The president added that her concern is that “a problem of invasion of this number of people here” would occur, which she described as “a time bomb for Costa Rica that urgently needs an immediate solution.”
“This is a gold rush. The gold is not going to leave here and more and more people are going to continue getting involved, better financed by organized crime to continue exploiting irrationally and with a security problem where we are not going to be able to cope,” Fernández added.
The Government of Nicaragua has transferred mining concessions in 84 lots between 2021 and 2026 to nineteen Chinese companies that occupy 1,274,908.33 hectares, which represents more than 8.5% of the Nicaraguan territory and that include protected, indigenous and/or Afro-descendant areas, according to records from the environmental NGO Fundación del Río, in a report titled ‘Chinese mining invasion in Nicaragua’.
In mid-April 2026, The US sanctioned two sons of the Nicaraguan co-presidentsDaniel Ortega and Rosario Murillo, a vice minister, four other citizens and seven mining companies, all of them involved in the extraction and marketing of gold in the country.
Gold mining in Costa Rica, close to being reactivated
The Government of Costa Rica is promoting a bill in Congress to reactivate gold mining and grant concessions to companies in Las Crucitas, where police authorities constantly detain illegal miners, many of them Nicaraguan, and seize material and equipment used to extract gold in an artisanal way, which environmentalists claim has harmful effects on the environment.

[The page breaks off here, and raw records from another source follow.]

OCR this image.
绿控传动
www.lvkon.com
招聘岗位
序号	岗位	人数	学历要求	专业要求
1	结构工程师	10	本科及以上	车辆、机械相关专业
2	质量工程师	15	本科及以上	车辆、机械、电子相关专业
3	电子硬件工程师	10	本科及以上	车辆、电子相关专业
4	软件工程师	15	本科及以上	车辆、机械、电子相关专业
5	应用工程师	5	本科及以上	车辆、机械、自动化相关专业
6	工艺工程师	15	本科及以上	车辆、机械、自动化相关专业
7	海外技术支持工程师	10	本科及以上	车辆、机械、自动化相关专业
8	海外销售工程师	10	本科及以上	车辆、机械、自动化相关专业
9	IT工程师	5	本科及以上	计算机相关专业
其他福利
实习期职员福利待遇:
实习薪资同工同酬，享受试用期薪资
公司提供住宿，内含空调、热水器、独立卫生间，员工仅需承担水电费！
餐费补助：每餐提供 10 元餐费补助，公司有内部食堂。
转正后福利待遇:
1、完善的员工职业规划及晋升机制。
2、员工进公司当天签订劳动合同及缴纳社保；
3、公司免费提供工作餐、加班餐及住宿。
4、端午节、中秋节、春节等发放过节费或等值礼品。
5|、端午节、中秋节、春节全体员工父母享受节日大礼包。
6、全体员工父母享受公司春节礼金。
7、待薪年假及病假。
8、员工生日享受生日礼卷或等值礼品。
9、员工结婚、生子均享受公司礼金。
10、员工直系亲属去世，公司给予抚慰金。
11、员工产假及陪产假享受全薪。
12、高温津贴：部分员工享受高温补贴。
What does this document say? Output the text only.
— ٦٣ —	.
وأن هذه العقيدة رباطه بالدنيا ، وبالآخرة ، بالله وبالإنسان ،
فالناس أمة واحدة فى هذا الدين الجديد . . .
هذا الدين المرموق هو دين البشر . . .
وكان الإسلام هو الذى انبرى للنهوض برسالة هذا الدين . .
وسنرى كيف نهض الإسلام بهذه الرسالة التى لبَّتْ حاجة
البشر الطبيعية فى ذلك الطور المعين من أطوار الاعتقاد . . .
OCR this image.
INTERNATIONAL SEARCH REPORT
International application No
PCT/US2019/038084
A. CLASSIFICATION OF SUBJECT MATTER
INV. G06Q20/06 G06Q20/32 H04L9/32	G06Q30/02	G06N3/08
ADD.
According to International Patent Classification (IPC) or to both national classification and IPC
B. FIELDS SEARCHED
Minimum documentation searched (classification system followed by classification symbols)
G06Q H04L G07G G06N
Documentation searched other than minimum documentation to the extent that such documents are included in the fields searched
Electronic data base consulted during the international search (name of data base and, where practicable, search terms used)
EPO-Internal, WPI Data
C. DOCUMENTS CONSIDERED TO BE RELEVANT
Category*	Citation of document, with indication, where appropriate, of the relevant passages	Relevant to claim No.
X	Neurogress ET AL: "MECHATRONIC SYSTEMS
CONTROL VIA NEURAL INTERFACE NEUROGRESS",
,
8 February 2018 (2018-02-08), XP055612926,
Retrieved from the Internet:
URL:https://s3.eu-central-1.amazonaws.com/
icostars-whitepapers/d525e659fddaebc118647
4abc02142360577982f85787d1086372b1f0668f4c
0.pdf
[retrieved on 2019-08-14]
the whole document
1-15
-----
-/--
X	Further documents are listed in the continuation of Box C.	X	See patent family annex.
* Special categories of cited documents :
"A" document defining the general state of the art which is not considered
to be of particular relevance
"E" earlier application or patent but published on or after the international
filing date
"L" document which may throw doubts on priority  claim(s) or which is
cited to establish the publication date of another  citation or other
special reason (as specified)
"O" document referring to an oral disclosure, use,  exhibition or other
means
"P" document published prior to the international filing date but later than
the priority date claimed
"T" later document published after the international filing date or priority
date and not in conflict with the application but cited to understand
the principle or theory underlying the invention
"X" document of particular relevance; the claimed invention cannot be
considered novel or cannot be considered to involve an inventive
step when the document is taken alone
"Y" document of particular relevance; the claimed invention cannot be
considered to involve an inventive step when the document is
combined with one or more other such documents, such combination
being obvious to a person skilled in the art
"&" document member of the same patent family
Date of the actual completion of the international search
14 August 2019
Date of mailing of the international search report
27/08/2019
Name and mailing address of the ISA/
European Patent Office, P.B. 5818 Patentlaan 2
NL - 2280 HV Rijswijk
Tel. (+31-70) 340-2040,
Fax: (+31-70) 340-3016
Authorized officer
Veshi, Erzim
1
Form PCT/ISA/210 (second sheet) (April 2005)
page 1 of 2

The president, who was evacuated on the morning of Friday, June 19, 2026, from the tour in Las Crucitas after an explosion was heard in the distance, urged the deputies to approve the bill for a company to exploit gold in the area and avoid environmental damage derived from illegal mining, in addition to stopping spending nearly 1.3 million dollars per month on security operations in the region.
An open pit gold mine was going to operate in Las Crucitas under concession to the Canadian mining company Infinito Gold, but after an extensive legal battle the company lost the concession in 2010 without having begun to build the mine and from then on the site was used by illegal artisanal miners who use techniques that use mercury and cyanide.
President Fernández said that there are records of illegal Nicaraguan miners who have been deported more than 35 times, which is why she will promote a bill to tighten controls.
Costa Rican government officials have also said several times that the gold extracted in Las Crucitas ends up in Nicaragua.